Vietnam urged to engage citizens in upcoming elections

By Lam Le, Toan Dao   April 12, 2016 | 11:04 am GMT+7
Vietnam urged to engage citizens in upcoming elections
Photo: © Shutterstock/ UNDP Vietnam

Vietnam should encourage its citizens to participate more proactively in the coming elections to be held in the country soon, according to the Viet Nam Provincial Governance and Public Administration Performance Index (PAPI) report released on Tuesday.

PAPI is a policy monitoring tool that assesses citizens' experiences and satisfaction with government performance at national and sub-national levels in governance, public administration and public services. It is a collaboration between the Centre for Community Support and Development Studies, the Centre for Research and Training of the Viet Nam Fatherland Front and the United Nations Development Programme. The survey has been implemented nationwide each year since 2011.

“The 2016 National Assembly and People’s Council elections provide an opportunity for state agencies in charge of the elections to engage citizens more proactively in these and ensure full compliance with the regulations on organizing elections,” the report said.

PAPI’s recommendations are based on the finding that citizen participation at the local level remains limited, with three out of four sub-dimensions including knowledge of participation, opportunities for participation and quality of village head elections falling in scores compared to the 2011 baselines, the 2015 survey showed. But it said citizen participation in decision-making on starting local infrastructure projects was higher in 2015, contributing to a higher score in the sub-dimension on voluntary contributions to local infrastructure projects. Provinces in the north-eastern and central regions are regarded as the best performing provinces in this dimension in the latest report.

With regards to civic knowledge, which looks at what citizens know about their political and civic rights, the report said there has been a continued decline in scores in this sub-dimension at a national level. The main reason is fewer citizens know which public office positions are elected and which are not.

The report showed that only 31 percent of respondents in the 2015 survey said they voted in the National Assembly elections, down sharply from 66 percent in 2011. Fewer citizens also took part in village head elections in 2015 (63 percent compared to 66-73 percent from 2011-2014).

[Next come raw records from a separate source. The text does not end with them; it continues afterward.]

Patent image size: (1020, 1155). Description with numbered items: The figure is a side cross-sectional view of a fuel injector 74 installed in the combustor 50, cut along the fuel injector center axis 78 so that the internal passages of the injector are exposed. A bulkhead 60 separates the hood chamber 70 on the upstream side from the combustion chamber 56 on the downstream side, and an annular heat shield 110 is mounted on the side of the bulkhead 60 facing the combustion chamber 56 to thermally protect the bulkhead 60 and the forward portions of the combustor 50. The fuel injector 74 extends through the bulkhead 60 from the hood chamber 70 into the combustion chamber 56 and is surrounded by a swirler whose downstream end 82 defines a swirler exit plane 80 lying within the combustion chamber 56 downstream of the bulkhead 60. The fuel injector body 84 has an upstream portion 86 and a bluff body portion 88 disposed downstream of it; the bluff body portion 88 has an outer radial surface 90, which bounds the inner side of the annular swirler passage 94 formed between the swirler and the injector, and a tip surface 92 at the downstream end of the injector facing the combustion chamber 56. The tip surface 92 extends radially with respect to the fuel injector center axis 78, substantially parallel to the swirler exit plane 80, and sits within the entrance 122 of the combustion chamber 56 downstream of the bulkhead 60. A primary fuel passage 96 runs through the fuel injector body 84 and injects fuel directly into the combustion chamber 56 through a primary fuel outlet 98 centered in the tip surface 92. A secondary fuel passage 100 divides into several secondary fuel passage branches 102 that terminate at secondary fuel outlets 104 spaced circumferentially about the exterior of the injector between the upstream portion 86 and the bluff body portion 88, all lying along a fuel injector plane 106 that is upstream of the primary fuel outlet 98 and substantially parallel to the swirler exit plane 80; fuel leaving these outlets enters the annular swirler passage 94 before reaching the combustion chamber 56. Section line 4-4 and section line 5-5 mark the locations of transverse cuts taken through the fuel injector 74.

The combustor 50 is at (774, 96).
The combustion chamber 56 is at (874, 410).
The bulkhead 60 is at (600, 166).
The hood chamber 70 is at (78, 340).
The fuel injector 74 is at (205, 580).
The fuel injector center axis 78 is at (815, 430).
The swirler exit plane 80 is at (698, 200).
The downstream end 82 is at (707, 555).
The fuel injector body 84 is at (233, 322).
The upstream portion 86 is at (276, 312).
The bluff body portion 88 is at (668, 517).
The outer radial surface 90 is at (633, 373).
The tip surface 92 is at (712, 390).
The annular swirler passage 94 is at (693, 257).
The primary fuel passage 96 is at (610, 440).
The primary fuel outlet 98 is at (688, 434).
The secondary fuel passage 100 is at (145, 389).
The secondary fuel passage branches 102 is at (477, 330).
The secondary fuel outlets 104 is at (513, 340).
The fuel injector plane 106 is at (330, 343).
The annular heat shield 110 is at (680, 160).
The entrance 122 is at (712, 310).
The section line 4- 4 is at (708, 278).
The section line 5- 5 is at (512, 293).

At a national level, only 52 percent of respondents said they were invited to the most recent village head elections, falling from 59 percent in 2014. In addition, fewer respondents said they had at least two candidates to choose from. Candidates were also often nominated by authorities. Like previous years, more than 90 percent of respondents said they voted for the winner and overall the elections do not seem to be competitive, the report said.

Civic responsibility

Members of the public were active in voluntary contributions to building or renovating community infrastructure, such as cultural houses, roads and schools. The latest data showed that nearly 40 percent of respondents voluntarily contributed to a public project in their community in the form of cash or labor. More respondents also said they took part in decision-making to start an infrastructure project (53.5 percent).

“Improving citizen participation in local governance does not require a large financial investment from the state budget. It, however, needs strong commitment from relevant state agencies and local governments to put grassroots democracy into force and to engage citizens in political life and policy-making,” PAPI recommended in the report.